Gower explains the business this way: Drivers or haulers are looking for more jobs, to take advantage of both their time and the equipment they own. Material producers, who supply materials such as sand and asphalt, need haulers to get their product to the customers. And customers want to perfectly time the arrival of the material — rather than stopping work to wait for it to arrive.
And unlike your $9 Lyft trip from the South End to the Seaport, there’s about $120 in gross revenue involved in each dump truck trip, explains Ben Schlesinger, Trux’s head of strategy and business development. Trux takes a percentage of that amount, but it also charges a monthly licensing fee to the contractors and material producers that want to use its software to help manage their own fleets of trucks as well as have access to independent haulers when they need them.
Schlesinger says “there are obvious parallels” between what Trux is doing and what Uber and Lyft do, “but they stop pretty quickly when you’re talking about selling to businesses versus selling to consumers. I think that Uber and Lyft have been getting the lobsters in the pot and getting ready to boil them. They’ve been at war with each other, massively investing in customer acquisition and driver acquisition.” Both of those things require a massive marketing budget.
For Trux, he says, attracting drivers and customers “doesn’t have quite the same kind of expense. You’re able to more narrowly target. That said, there’s a much smaller addressable market.”
Today, the company is active in 11 states, and Gower says the plan is to be in 21 by the end of the year.
HaulHub, by contrast, works mainly in Eastern Massachusetts, the northern part of Rhode Island, and Southern New Hampshire. Like Trux’s, its business model doesn’t rely solely on taking a cut from each trip — it also licenses software to help streamline interactions between material producers, haulers, and builders.
“The majority of our business,” Spinelli says, “is facilitating relationships that already exist” between those parties — making them more digital and making the trucks themselves trackable, just as Uber does with cars.
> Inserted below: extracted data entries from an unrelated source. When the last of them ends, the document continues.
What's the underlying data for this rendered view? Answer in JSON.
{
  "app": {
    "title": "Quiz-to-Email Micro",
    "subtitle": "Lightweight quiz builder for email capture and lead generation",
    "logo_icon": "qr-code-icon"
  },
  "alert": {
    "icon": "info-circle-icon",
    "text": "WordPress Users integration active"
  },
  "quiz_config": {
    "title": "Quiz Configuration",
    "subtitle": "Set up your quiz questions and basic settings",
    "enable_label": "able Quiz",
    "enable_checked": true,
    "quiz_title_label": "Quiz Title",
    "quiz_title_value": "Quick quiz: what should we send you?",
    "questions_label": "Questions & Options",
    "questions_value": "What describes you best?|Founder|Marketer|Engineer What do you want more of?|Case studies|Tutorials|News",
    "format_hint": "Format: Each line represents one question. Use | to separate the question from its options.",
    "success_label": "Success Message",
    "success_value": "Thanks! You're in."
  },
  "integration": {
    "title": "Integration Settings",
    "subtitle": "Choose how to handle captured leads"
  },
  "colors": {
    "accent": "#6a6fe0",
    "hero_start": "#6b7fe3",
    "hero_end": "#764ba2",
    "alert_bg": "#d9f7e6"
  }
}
Spinellli says he didn’t start HaulHub for “the glitz and fame of starting a tech company.” But as one of the executives at R. Bates & Sons Construction in Sterling, “I needed it for my company.”
He initially created a simple database of all the haulers the company worked with, along with their mobile phone numbers. “We’d send out a text that said, ‘Respond with yes if you want the work,’” he says. “I knew we had something when guys would respond yes inside of a minute. It was crazy.”
Uber and Lyft have grown so quickly — and raised so much money — that entrepreneurs often refer to them as poster children for building a big marketplace business that fluidly connects buyers with sellers. (In the case of Uber and Lyft, riders and drivers.)
“It’s a cliché, to some degree,” says Eric Paley, a partner at the Cambridge venture capital firm Founder Collective. But every company encounters its own challenges and will succeed or fail “based on the structural economics of the space, and good or bad execution.”
While Uber and Lyft may engineer successful public offerings, it’s important to note that both are still losing money. (Based on the revenue data in Lyft’s IPO paperwork, the company lost, on average, about $1.50 on every trip last year.) How does that equation change? Maybe these businesses work only when they push humans out of the picture, and operate autonomous vehicles.
So while it’s hard to survive and grow in the transportation-on-demand sector, it has proven even harder to turn a profit.